14 Gene Tree Species Tree

14.1 Objectives

By the end of this chapter, you will:

  • Understand why gene trees and species trees may not always agree
  • Know about some of the approaches in this area
  • Understand about phylogenetic networks

First, we will be looking at distinctions between gene trees and species trees. For this, we’ll be using Liang Liu’s phybase package. This isn’t on CRAN, but it is available on his website. However, we’ll be using a version I modified slightly and put on github. Liang’s package uses newick format (yes, named after the restaurant), but with additional options for including population size (branch width, included as a # sign followed by a number) as well as the more traditional branch length. Both matter for coalescence: two copies are much more likely to have coalesced on a long, narrow branch than a short, fat one. Most packages in R instead use ape’s phylo format, so I wrote a few functions to deal with that. This version of the package is on github; to install it:

library(devtools)
install_github("bomeara/phybase")

For real science, Liang’s is the canonical one (and definitely cite his) but this will be easier for us to use for class.

First, get a tree from Open Tree of Life. We’ll get a recent plant tree from Beaulieu et al:

library(rotl)
library(ape)
phy <- get_study_tree("ot_485", "tree1")
plot(phy, cex=0.3)

Let’s simplify by dropping some taxa:

library(geiger)
phy <- drop.random(phy, Ntip(phy) - 10)
plot(phy)
axisPhylo()

We can simulate gene trees on this tree:

library(phybase)
gene.tree <- sim.coaltree.phylo(phy, pop.size=1e-12)
plot(gene.tree)

And it probably looks very similar to the initial tree:

library(phytools)
plot(cophylo(phy, gene.tree, cbind(sort(phy$tip.label), sort(gene.tree$tip.label))))
## Rotating nodes to optimize matching...
## Done.

[Note I’m being a bit sloppy here: the initial branch lengths of the tree we used are in millions of years (i.e., 5 = 5 MY) while the coalescent sim is treating these as coalescent time units: there would be even lower chance of incongruence if we converted the former into the latter. Unfortunately, the simulator fails with branch lengths that are realistically long for this tree.]

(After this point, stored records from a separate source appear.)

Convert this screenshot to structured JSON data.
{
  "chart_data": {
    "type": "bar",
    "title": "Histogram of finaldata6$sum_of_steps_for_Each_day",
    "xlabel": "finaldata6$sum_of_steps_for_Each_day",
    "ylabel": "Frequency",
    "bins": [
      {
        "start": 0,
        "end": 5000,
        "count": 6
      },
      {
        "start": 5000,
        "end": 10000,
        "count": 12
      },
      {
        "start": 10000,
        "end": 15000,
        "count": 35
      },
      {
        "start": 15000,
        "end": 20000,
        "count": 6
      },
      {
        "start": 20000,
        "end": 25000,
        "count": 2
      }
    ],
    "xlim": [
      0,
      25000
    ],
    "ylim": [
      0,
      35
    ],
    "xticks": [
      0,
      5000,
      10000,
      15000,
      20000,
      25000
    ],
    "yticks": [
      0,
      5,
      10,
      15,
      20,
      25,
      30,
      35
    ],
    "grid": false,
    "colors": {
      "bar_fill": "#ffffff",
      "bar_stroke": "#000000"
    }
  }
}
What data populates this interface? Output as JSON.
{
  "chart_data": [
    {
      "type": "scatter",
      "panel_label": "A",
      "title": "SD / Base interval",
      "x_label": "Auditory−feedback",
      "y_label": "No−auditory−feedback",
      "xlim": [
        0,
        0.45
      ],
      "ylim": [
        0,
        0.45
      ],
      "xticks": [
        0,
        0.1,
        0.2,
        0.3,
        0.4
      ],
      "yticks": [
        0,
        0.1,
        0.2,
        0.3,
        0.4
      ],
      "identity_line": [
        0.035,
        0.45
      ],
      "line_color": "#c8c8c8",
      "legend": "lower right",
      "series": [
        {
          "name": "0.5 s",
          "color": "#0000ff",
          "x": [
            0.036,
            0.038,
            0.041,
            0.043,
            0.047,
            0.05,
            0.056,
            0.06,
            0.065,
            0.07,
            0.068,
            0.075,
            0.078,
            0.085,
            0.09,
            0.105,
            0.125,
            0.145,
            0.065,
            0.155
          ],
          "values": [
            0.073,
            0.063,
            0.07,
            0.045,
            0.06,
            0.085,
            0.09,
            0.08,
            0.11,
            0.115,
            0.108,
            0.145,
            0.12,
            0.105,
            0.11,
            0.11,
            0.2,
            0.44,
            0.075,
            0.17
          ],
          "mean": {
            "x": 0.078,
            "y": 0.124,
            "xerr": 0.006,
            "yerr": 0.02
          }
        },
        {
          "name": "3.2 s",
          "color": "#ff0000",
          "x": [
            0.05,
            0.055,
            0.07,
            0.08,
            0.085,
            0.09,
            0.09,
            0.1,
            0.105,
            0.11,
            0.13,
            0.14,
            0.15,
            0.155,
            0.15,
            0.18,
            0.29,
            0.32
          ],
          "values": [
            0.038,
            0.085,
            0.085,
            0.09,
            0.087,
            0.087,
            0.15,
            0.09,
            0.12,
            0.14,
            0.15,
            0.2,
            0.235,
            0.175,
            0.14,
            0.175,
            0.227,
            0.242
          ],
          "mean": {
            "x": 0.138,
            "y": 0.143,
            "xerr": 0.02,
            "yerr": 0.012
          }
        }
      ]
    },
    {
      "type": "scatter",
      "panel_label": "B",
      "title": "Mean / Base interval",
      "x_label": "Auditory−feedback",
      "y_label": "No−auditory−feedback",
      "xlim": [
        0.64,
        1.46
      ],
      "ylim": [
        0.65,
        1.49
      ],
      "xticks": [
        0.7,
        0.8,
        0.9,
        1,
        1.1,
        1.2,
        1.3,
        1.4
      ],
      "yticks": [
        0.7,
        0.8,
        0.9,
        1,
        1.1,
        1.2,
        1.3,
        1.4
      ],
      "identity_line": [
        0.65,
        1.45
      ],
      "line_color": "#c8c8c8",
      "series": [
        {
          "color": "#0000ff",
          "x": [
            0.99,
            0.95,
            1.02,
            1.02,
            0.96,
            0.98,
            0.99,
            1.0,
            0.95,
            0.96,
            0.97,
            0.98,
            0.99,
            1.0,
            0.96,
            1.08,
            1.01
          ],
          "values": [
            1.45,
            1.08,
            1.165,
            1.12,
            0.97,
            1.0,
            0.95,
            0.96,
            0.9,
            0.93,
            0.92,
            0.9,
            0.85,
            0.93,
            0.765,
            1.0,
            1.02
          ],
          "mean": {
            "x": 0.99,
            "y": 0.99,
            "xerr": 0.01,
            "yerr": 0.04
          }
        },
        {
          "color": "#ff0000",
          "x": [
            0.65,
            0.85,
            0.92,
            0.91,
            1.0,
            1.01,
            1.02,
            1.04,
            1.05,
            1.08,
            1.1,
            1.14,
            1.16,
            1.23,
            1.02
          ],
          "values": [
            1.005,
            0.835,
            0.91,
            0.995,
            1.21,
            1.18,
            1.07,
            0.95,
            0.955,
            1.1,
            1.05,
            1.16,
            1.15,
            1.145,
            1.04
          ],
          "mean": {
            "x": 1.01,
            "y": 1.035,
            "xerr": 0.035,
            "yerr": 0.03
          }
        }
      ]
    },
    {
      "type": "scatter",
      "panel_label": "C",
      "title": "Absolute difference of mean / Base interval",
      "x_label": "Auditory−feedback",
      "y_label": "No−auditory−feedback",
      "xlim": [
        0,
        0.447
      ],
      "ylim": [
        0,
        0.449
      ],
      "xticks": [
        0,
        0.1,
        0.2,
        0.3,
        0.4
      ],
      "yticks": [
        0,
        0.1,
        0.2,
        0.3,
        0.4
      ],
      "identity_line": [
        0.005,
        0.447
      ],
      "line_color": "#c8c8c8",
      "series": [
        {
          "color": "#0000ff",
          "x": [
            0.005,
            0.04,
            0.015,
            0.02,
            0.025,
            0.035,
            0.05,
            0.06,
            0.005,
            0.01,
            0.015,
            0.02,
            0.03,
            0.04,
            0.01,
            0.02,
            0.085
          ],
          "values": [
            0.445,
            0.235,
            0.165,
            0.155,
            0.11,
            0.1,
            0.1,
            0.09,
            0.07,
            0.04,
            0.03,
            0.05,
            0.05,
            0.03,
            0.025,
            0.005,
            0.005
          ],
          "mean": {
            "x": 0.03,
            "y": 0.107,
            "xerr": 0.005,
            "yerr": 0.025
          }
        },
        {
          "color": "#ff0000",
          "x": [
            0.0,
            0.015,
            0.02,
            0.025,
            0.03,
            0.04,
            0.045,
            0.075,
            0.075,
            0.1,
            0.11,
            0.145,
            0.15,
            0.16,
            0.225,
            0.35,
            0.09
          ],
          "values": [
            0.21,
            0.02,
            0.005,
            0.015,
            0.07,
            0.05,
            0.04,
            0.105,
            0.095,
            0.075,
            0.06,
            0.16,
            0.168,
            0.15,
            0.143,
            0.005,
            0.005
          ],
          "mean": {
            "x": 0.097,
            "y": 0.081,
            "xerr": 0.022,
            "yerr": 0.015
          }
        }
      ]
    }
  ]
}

So, does this mean gene tree species tree issues aren’t a problem?

Well, it depends on the details of the tree. One common misconception is that gene tree species tree issues only relate to trees for recent events. This problem can happen any time there are short, fat branches, where lack of coalescence of copies can occur.

species.tree <- rcoal(7)
species.tree$edge.length <- species.tree$edge.length / (10*max(branching.times(species.tree)))
gene.tree <- sim.coaltree.phylo(species.tree)
plot(cophylo(species.tree, gene.tree, cbind(sort(species.tree$tip.label), sort(gene.tree$tip.label))))
## Rotating nodes to optimize matching...
## Done.

You should see (in most iterations), the above code giving a mismatch between the gene tree and the species tree (the species tree has little height). Now, let’s lengthen the tips of the species tree:

tip.rows <- which(species.tree$edge[,2]<=Ntip(species.tree))
species.tree2 <- species.tree
species.tree2$edge.length[tip.rows] <- 100 + species.tree2$edge.length[tip.rows]
gene.tree2 <- sim.coaltree.phylo(species.tree2)
plot(cophylo(species.tree2, gene.tree2, cbind(sort(species.tree2$tip.label), sort(gene.tree2$tip.label))))
## Rotating nodes to optimize matching...
## Done.

It looks like a mismatch, but it’s hard to see, since the tips are so long. So plot the cladogram instead [we need to manually change branch lengths to do this, though note we do not resimulate the gene tree].

species.tree2.clado <- compute.brlen(species.tree2)
gene.tree2.clado <- compute.brlen(gene.tree2)
plot(cophylo(species.tree2.clado, gene.tree2.clado, cbind(sort(species.tree2.clado$tip.label),
sort(gene.tree2.clado$tip.label))))
## Rotating nodes to optimize matching...
## Done.

So we can see that even though the relevant divergences happened long ago, gene tree species tree issues are still a problem.